Cristian Kollmann, heute 45 Jahre alt studierte Romanistik, Germanistik und Sprachwissenschaft in Innsbruck und München. Er schreibt zwei Bücher, in denen es ebenfalls um Namen und Sprache geht: Das „Luxemburger Familiennamenbuch“ und „Grammatik der Mundart von Laurein“.
Fünf Jahre lang arbeitet der Sprachwissenschaftler für das Südtiroler Landesarchiv. Seitdem führt Kollmann den Titel „ehemaliger Landestoponomast“. Dass 99 Prozent der Weltbevölkerung nicht wissen, was Toponomastik ist und sich noch weniger etwas unter einem „Landestoponomasten“ vorstellen können, fällt in Südtirol kaum jemandem auf. Sicher hingegen ist, dass der Nonsberger Akademiker letztlich vom bösen Grünen Hans Heiss aus dem Landesdienst gemeuchelt wurde. Es gab mehrere Prozesse, wo am Ende der ebenfalls rot-grüne Staatsrat jenen Mann aus dem Landesdienst entfernt hat, der im Alleingang und innerhalb einer Woche den leidigen Ortsnamensstreit in Südtirol gelöst hätte.
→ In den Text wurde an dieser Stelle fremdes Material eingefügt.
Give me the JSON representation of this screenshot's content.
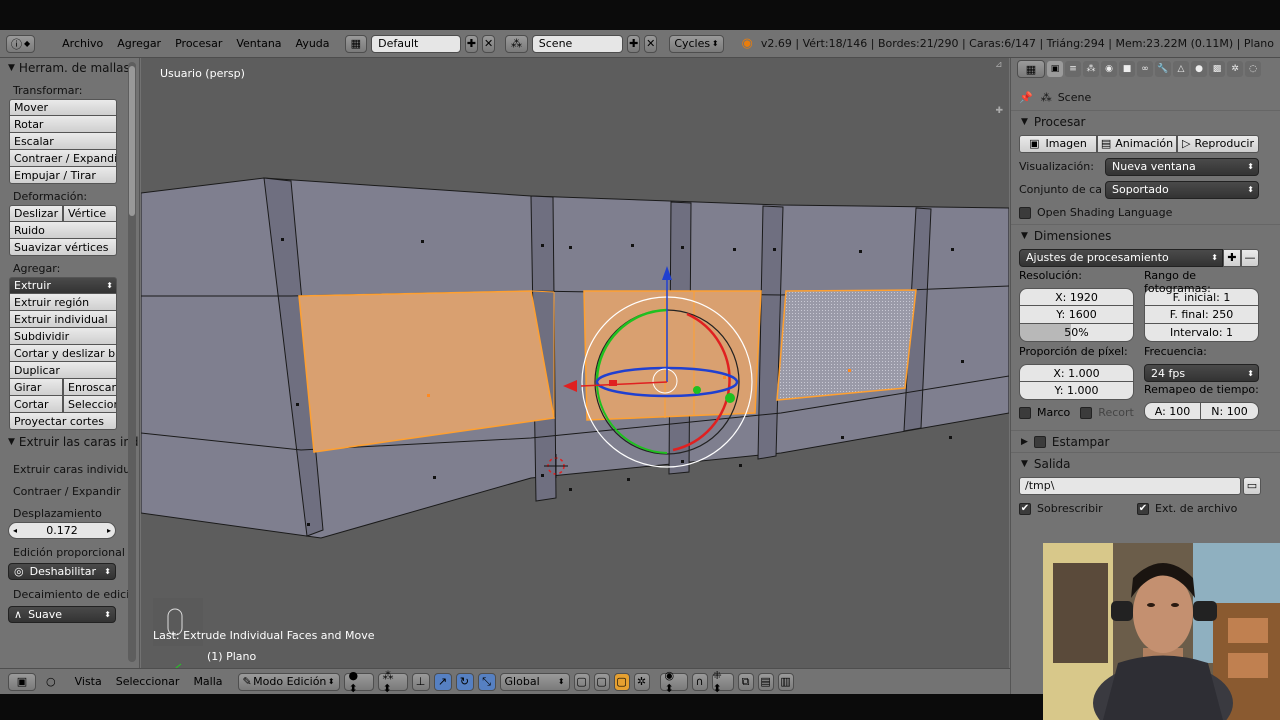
{
  "header": {
    "menus": [
      "Archivo",
      "Agregar",
      "Procesar",
      "Ventana",
      "Ayuda"
    ],
    "screen_layout": "Default",
    "scene": "Scene",
    "engine": "Cycles",
    "stats": "v2.69 | Vért:18/146 | Bordes:21/290 | Caras:6/147 | Triáng:294 | Mem:23.22M (0.11M) | Plano"
  },
  "toolshelf": {
    "title": "Herram. de mallas",
    "transform_label": "Transformar:",
    "transform_items": [
      "Mover",
      "Rotar",
      "Escalar",
      "Contraer / Expandir",
      "Empujar / Tirar"
    ],
    "deform_label": "Deformación:",
    "deform_pair": [
      "Deslizar b",
      "Vértice"
    ],
    "deform_items": [
      "Ruido",
      "Suavizar vértices"
    ],
    "add_label": "Agregar:",
    "add_dropdown": "Extruir",
    "add_items": [
      "Extruir región",
      "Extruir individual",
      "Subdividir",
      "Cortar y deslizar bucle",
      "Duplicar"
    ],
    "pair1": [
      "Girar",
      "Enroscar"
    ],
    "pair2": [
      "Cortar",
      "Seleccion"
    ],
    "last_item": "Proyectar cortes",
    "op_title": "Extruir las caras ind",
    "op_items": [
      "Extruir caras individua",
      "Contraer / Expandir"
    ],
    "disp_label": "Desplazamiento",
    "disp_value": "0.172",
    "prop_edit_label": "Edición proporcional",
    "prop_edit_value": "Deshabilitar",
    "falloff_label": "Decaimiento de edici",
    "falloff_value": "Suave"
  },
  "viewport": {
    "view_label": "Usuario (persp)",
    "last_op": "Last: Extrude Individual Faces and Move",
    "object_label": "(1) Plano",
    "colors": {
      "face": "#7d7d8c",
      "selected": "#d9a070",
      "edge_sel": "#ffa030"
    }
  },
  "bottombar": {
    "items": [
      "Vista",
      "Seleccionar",
      "Malla"
    ],
    "mode": "Modo Edición",
    "orientation": "Global"
  },
  "properties": {
    "scene_label": "Scene",
    "render_title": "Procesar",
    "render_buttons": [
      "Imagen",
      "Animación",
      "Reproducir"
    ],
    "display_label": "Visualización:",
    "display_value": "Nueva ventana",
    "feature_label": "Conjunto de ca",
    "feature_value": "Soportado",
    "osl_label": "Open Shading Language",
    "dimensions_title": "Dimensiones",
    "presets": "Ajustes de procesamiento",
    "resolution_label": "Resolución:",
    "res_x": "X: 1920",
    "res_y": "Y: 1600",
    "res_pct": "50%",
    "frame_range_label": "Rango de fotogramas:",
    "frame_start": "F. inicial: 1",
    "frame_end": "F. final: 250",
    "frame_step": "Intervalo: 1",
    "aspect_label": "Proporción de píxel:",
    "aspect_x": "X: 1.000",
    "aspect_y": "Y: 1.000",
    "fps_label": "Frecuencia:",
    "fps_value": "24 fps",
    "remap_label": "Remapeo de tiempo:",
    "remap_old": "A: 100",
    "remap_new": "N: 100",
    "border_label": "Marco",
    "crop_label": "Recort",
    "stamp_title": "Estampar",
    "output_title": "Salida",
    "output_path": "/tmp\\",
    "overwrite_label": "Sobrescribir",
    "ext_label": "Ext. de archivo"
  }
}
Ich war in Sachen Toponomastik regimekritisch, weil ich einen wissenschaftlichen Zugang zum Thema habe“, erklärt Cristian Kollmann im Interview mit der Tageszeitung selbst dieses SVP-Grün-Kommunistische Komplott gegen die reine (Sprach)Wissenschaft.
 
Wie sein „wissenschaftlicher Zugang“ zum Thema ausschaut, hat Cristian Kollmann diese Woche exemplarisch zur Schau gestellt. Der Fraktionsmitarbeiter der Süd-Tiroler Freiheit übergab zusammen mit Eva und Barbara Klotz und dem ehemaligen Bozner SVP-Stadtrat Oswald Ellecosta dem Bozner Bürgermeister einen goldenen Mussolini. Renzo Caramaschi hat genau richtig auf diese Provokation reagiert. Er nannte sie eine „pagliacciata“ und zertrümmerte den güldenen Duce.
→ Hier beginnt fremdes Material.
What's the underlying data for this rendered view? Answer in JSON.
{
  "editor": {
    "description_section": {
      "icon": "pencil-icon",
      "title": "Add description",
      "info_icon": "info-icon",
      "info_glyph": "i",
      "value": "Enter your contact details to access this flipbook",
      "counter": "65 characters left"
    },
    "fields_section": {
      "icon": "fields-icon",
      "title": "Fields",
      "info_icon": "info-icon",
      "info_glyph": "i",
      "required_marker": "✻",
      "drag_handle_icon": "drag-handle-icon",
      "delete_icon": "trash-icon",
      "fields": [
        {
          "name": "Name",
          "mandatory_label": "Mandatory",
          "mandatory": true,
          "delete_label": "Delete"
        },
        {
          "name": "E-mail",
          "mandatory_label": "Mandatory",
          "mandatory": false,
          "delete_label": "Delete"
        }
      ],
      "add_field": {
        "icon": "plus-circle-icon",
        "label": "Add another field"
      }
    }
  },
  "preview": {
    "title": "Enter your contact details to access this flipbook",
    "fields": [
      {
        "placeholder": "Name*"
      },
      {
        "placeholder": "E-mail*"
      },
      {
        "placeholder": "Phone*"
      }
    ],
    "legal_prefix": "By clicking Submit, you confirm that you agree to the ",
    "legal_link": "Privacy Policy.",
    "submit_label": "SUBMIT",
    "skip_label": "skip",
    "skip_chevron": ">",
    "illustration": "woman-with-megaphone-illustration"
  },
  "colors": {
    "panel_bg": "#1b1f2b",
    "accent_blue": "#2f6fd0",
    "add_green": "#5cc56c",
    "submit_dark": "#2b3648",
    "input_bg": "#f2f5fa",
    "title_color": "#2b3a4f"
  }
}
Wenn die Sturmtruppe der Süd-Tiroler Freiheit und ihr Frontmann Cristian Kollmann nur eine Show abziehen wollten, dann muss man sagen, ist es ihnen gelungen. Zwar eine geschmacklose Show, aber immerhin haben die paar Aufrechten das erreicht, was sie wollten: mediake und politische Aufmerksamkeit für eine Bewegung, die in der Landeshauptstadt nicht existent ist.
Das wirklich Schlimme aber ist, dass Cristian Kollmann & Co an die Mussolini-Botschaft wirklich glauben. Sie schimpfen den Bozner Bürgermeister einen Faschisten, weil sich der Stadtrat im November 2016 für die Restaurierung der römischen Wölfin und des Markuslöwen auf den Säulen gegenüber dem Siegesdenkmal ausgesprochen hat. Kollmann nennt es „ein faschistisches Kulturverbrechen“.
„Ich würde nicht wetten, wer den Schönheitswettbewerb zwischen der römischen Wölfin vor dem Siegesdenkmal und dem klobigen, grobschlächtigen Laurinbrunnen am Magnagoplatz gewinnen würde.“
Es ist eine antidemokratische und gefährliche Haltung, die sich hinter diese Position und Aktion verbirgt. Es gibt in westlichen Demokratien einen gesellschaftlichen Konsens über historische Denkmäler, die es zu erhalten gilt. Das geht vom Kolosseum über die Leninstatue bis hin zum Zeppelinfeld in Nürnberg. Es geht dabei nicht um Schön oder Hässlich, es geht dabei um die Funktion als Mahnmal oder als Symbol zum Nachdenken. Manches kann einem gefallen, anderes nicht.
Ich würde nicht wetten, wer den Schönheitswettbewerb zwischen der römischen Wölfin vor dem Siegesdenkmal und dem klobigen, grobschlächtigen Laurinbrunnen am Magnagoplatz gewinnen würde. Auch die politischen Aussagen, die hinter beiden stehen, wage ich weder zu bewerten noch zu vergleichen.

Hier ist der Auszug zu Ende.